All future planned robotic and human missions to the Moon will require a source of power. This is also true for future efforts to extract useful lunar resources, such as oxygen and water. There are multiple promising methods for producing this power. Peaks of high illumination are points on the Moon’s surface, often found on high crater rims, that provide near constant solar illumination. These locations can provide almost constant solar power (electrical and thermal), and often have direct line of sight to Earth for communications.

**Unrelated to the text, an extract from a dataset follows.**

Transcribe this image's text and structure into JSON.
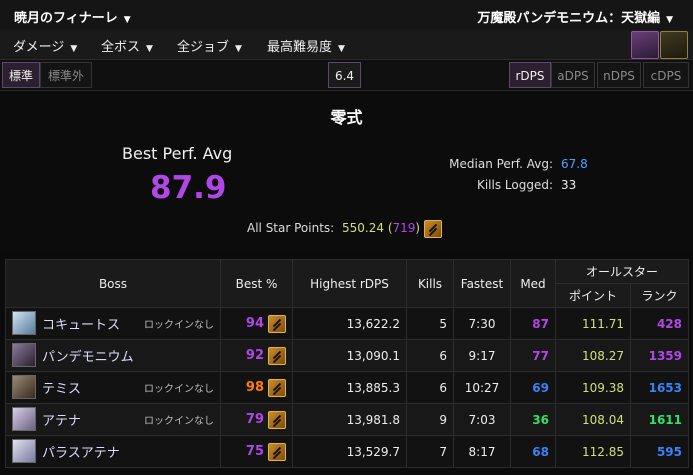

Another promising source of power for the Moon’s PSRs is nuclear fission. Like nuclear power plants on Earth, a small safely designed nuclear fission system on the Moon could provide a reliable, high output source of electricity and thermal energy. This is important for supporting operations on the Moon that will grow more power hungry over time. The recent mention of the need for a nuclear source of power for lunar ISRU by Vice President Pence is important as it is essential for a government agency to first develop and test nuclear fission systems for sustainable ISRU space deployment. Space resources and space development more generally will benefit greatly from space nuclear fission as it provides a reliable high output energy source at a relatively low cost, where alternatives such a solar would require a huge size system to provide the same power output. For locations in space without direct sunlight (underground, in shade, or farther from the Sun), having nuclear as an option will promote sustainability and provide cost savings.
While we have answered the question of why the Lunar South Pole, there are many other reasons to go back to the Moon in general. These include the Moon’s plentiful metal resources, such as Titanium which exists in large quantities. Metals provide additional targets for ISRU and enable a lunar based economy that can increase space sustainability through cost savings and commercial investments. In addition to resources, the Moon is seen as a good focus as a training ground for Mars, a financially conservative option, and close enough to allow possible abort to Earth that isn’t realistic for locations further away.
Returning to the Moon will be exciting no matter the destination, but the choice of the South Pole is an excellent option for the reasons we discussed. Unlike the first set of Apollo landings, this return will be targeting landing locations chosen for their available resources. With the intent to use these resources for producing needed fuel and oxygen, this new journey to the Moon shows promise to be sustainable. With the utilization of space resources, a sustainable space program and commercial economy is possible. This is why we will go to the Lunar South Pole.